Abstracts

Utilizing Wearable Devices to Evaluate the Effect of Anti-seizure Medication on Autonomic Nervous System Activity

Abstract number : 2.394
Submission category : 7. Anti-seizure Medications / 7D. Drug Side Effects
Year : 2024
Submission ID : 712
Source : www.aesnet.org
Presentation date : 12/8/2024 12:00:00 AM
Published date :

Authors :
Presenting Author: Fatemeh Mohammad Alizadeh Chafjiri, MD – Boston Children’s Hospital, 300 Longwood Ave, Boston, MA 02115, USA

Emily Peter, BA – Western University of Health Sciences, Pomona, CA 91766, USA
Michele Jackson, BA – Boston Childrens Hospital
Lillian Voke, BS – UMass Chan Medical School
Xingyan Liu, BS – Boston Children's Hospital
Olivia Mezheritsky, BA – Boston Children’s Hospital, 300 Longwood Ave, Boston, MA 02115, USA
Solveig Vieluf, PhD – LMU University Hospital, LMU Munich
Tobias Loddenkemper, MD – Boston Children's Hospital, 300 Longwood Ave, Boston, MA 02115, USA

Rationale: Wearable devices can detect changes in autonomic nervous system (ANS) activity during seizures. Furthermore, anti-seizure medications (ASMs) may affect ANS activity in patients with epilepsy (PWE). We aimed to assess ASM effects on ANS signals from wearables before and after ASM intake in patients on no ASM, 1 ASM and >1 ASM.
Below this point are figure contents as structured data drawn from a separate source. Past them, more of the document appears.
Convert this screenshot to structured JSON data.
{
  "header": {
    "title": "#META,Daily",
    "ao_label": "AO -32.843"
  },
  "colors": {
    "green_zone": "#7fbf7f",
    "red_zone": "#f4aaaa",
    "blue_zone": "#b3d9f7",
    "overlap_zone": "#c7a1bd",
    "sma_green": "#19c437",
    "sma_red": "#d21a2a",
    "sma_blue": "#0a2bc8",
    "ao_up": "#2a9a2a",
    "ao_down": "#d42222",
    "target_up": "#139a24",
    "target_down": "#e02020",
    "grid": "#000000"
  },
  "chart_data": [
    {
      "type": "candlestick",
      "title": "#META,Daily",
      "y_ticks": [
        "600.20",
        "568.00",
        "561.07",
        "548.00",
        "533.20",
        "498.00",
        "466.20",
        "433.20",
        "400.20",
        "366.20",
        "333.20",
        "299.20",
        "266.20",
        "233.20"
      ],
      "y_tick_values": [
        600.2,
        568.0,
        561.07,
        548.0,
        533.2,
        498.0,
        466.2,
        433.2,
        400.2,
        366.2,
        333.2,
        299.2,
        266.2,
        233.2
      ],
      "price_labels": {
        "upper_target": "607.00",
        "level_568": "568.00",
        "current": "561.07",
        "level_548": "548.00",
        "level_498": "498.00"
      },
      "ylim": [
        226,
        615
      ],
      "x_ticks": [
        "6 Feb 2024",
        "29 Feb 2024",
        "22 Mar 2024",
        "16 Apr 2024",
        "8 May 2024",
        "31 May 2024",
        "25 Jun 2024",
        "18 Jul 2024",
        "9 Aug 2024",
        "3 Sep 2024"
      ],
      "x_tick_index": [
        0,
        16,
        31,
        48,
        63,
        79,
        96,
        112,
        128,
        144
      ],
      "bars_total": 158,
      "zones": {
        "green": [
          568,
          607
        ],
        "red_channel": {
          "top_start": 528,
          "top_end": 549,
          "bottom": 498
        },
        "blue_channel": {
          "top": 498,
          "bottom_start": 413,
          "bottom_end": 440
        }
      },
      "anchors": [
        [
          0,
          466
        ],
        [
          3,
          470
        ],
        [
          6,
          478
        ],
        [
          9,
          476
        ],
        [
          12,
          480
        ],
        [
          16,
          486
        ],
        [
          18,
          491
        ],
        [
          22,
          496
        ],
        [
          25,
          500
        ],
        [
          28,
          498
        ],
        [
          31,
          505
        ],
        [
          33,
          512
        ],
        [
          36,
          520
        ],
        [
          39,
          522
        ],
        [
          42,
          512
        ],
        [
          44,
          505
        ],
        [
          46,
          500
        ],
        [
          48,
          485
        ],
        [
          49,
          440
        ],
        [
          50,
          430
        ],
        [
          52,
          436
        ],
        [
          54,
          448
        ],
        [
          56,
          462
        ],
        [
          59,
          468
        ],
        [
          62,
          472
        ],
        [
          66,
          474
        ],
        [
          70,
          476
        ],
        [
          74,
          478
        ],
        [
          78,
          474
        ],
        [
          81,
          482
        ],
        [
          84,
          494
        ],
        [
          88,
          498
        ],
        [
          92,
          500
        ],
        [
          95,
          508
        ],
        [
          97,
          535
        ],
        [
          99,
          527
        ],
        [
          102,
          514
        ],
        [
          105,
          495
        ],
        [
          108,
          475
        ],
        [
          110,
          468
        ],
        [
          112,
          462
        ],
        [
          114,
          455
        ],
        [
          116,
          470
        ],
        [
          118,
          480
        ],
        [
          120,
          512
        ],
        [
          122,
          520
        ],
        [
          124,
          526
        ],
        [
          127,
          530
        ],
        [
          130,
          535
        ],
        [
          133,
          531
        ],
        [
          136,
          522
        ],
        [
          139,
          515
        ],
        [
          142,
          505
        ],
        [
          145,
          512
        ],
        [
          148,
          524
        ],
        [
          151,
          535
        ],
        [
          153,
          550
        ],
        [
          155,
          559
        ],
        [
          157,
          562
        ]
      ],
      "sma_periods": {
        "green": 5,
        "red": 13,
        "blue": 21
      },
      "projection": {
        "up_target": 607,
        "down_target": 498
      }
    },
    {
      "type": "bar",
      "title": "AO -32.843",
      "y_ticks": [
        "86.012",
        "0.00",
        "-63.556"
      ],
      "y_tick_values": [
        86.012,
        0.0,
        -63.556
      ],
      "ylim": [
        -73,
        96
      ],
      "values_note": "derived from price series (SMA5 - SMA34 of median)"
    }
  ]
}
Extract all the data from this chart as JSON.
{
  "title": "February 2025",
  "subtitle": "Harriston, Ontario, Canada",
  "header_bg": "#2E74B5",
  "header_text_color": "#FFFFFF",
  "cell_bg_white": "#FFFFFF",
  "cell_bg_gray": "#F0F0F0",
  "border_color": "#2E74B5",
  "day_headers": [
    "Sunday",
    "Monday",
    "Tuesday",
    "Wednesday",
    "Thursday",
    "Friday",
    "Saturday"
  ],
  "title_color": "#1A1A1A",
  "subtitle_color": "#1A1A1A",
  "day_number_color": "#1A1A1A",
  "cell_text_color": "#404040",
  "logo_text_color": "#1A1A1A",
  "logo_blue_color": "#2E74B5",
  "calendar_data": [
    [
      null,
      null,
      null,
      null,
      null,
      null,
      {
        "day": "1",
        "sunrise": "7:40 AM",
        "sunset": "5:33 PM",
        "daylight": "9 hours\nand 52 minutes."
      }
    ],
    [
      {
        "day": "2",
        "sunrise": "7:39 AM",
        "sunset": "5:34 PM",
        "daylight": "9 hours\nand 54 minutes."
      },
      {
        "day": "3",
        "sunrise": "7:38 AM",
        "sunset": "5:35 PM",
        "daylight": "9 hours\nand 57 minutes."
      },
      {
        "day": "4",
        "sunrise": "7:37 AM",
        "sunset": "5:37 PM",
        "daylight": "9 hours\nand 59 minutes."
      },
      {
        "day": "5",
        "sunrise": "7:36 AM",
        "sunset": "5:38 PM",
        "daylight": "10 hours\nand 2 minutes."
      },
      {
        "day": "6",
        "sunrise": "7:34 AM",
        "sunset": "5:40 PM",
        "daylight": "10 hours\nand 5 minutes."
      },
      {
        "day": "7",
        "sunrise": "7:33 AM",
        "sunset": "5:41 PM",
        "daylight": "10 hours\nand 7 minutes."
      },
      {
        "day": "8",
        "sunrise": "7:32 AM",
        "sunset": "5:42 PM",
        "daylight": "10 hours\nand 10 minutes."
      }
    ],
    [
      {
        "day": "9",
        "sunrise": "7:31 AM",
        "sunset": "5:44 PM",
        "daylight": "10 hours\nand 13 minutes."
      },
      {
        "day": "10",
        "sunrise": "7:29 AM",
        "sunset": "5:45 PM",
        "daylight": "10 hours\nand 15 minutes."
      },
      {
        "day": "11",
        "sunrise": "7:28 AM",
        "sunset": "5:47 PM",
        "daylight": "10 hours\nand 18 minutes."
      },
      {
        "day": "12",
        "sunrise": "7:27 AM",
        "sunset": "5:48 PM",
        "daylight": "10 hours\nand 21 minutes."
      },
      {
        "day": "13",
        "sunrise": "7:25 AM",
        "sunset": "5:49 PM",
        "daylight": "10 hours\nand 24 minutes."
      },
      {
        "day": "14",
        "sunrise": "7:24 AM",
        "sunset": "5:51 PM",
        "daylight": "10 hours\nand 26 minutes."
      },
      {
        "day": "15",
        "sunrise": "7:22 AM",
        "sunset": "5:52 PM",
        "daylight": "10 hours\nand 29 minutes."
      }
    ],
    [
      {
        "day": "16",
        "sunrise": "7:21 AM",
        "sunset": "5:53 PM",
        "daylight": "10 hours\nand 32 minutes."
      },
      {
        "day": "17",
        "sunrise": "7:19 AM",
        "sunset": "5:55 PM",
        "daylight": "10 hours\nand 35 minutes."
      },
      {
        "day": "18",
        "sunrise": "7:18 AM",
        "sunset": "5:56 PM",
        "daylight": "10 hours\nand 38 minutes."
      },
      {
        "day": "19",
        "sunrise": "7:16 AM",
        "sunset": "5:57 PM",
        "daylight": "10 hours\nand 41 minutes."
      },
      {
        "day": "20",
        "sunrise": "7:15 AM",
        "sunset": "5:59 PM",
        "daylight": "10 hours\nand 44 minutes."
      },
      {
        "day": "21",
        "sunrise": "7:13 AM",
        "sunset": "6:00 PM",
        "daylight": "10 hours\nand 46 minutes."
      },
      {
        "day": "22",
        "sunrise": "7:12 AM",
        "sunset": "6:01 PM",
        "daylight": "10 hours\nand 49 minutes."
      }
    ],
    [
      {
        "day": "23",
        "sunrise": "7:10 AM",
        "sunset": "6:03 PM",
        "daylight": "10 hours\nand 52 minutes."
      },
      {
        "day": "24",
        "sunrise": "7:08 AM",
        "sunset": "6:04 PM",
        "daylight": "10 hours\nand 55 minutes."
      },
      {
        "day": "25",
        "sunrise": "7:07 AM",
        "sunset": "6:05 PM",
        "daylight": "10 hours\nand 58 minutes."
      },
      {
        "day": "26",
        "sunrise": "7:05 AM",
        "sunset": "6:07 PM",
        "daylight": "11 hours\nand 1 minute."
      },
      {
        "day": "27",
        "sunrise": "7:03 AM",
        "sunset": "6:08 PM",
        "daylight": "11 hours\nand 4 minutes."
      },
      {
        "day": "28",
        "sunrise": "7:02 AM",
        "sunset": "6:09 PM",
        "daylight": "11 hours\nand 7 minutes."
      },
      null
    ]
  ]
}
Methods: We included patients 1 month to 21 years old admitted for long-term video-EEG monitoring at Boston Children’s Hospital between 2/2015 and 2/2021 who wore at least one wearable (Empatica E4, Milan, Italy) on their wrist and/or ankle. We evaluated electrodermal activity (EDA), heart rate (HR), and root mean square of successive differences of heart rate variability (RMSSD) in patients on no ASM (control group), 1 ASM, and >1 ASM at 2 timepoints: baseline (1 hour before ASM intake) and at ASM peak window (30 min before and after ASM peak concentration) (Figure 1a, Table 1). In the >1 ASM group, the ASM peak window was calculated as the average of all ASM peak concentrations per patient. For the control group without ASMs, we used the same mean ASM intake time and mean ASM peak times of both ASM groups for comparison. Both ASM groups were composed of PWE, while the control group contained PWE and without epilepsy, without ASMs. We analyzed 1 device recording per patient and assessed group-level mean EDA, HR, and RMSSD. We conducted a repeated measures analysis of variance with a 3 cohort design (two ASM groups and a control group) across 2 time points (baseline and mean ASM peak time). We excluded patients on continuous infusion, neurostimulation devices, adrenocorticotropic hormone treatment, corticosteroids, and patients with seizures within 2 hours of ASM intake.


Results: We included 92 patients, 7 patients on no ASM (57.1% female, median age: 6.12 yrs), 18 patients on 1 ASM (55.5% female, median age: 10.67 yrs), and 67 patients on > 1 ASM (53.7% female, median age: 9.05 yrs) (Table 1). Mean EDA was higher at mean ASM peak time than at baseline (F (1,89) = 8.80, p < 0.01, η² = 0.09), with a trend to a group by time point interaction (F (2,89) = 2.54, p =0.08, η² = 0. 0.5). Post-hoc analysis showed higher EDA at peak time compared to baseline for control (p < 0.01) and >1 ASM (p = 0.01) groups, but not for 1 ASM group. HR was lower at peak time compared to baseline (F (1,89) = XY, p = 0.03, η² = 0.05) for all groups. For RMSSD, there was a group effect (F (2,89) = 3.30, p = 0.04, η² = 0. 0.07). Bonferroni posthoc comparisons showed RMSSD was lower for >1 ASM group compared to 1 ASM group (p = 0.04, Figure 1).


Conclusions: ASMs may impact EDA, HR and RMSSD as recorded from wearables and offer potential biomarkers for non-invasive ASM monitoring, given the potential relation between ASM effects on the ANS and seizure susceptibility. Specific ASMs may reduce sweat gland activity and thus research is needed to consider ASM mechanism of action.


Funding: This study was funded by Epilepsy Research Fund.